American cowgirl and rodeo rider (1924–2019)

Mary Ellen "Dude" Barton (January 14, 1924 – May 10, 2019) was an American cowgirl. She was born Mary Ellen to Wilburn Barton and Ella Orr Barton. She was the granddaughter of Al Barton, an early cowboy and rancher of the area. She was the last child born of the family, and grew up on the family ranch on the North Pease River east of Flomot, Texas. She had learned how to handle horses and mules while doing farm and ranch work in her youth. Dude loved playing basketball but entered her first rodeo competition at age 15 in 1939 at a local contest in Matador.
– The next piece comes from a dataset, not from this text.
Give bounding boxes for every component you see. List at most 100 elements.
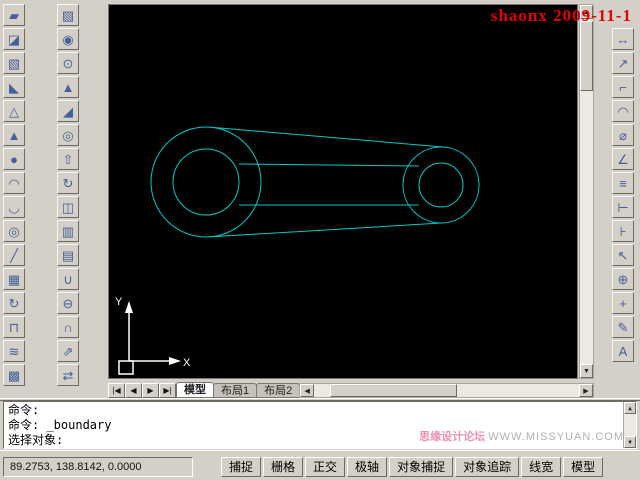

One author states, "Dude Barton began her rodeo career in calf roping, winning at local and area contests as well as the Southwestern Exposition and Livestock Show and the Tri-State Girl's rodeo in Amarillo, Texas. She won many saddles and spurs and titles until she retired from rodeoing in 1951 (to concentrate on raising Quarter Horses.)" Rodeos Barton had competed in during her career included the towns of: Spur, Matador, Roaring Springs, Floydada, Memphis, Wichita Falls, Amarillo and Ft. Worth among others. In 1947 she was elected to be Vice President of the Girls Rodeo Association during its first year. On June 23, 1984, Barton was inducted into the Cowgirl Hall of Fame at Hereford, Texas. Today the museum is located in Ft. Worth and has been presented with the saddle that Barton won at the Tri-State Rodeo in Amarillo in the forties.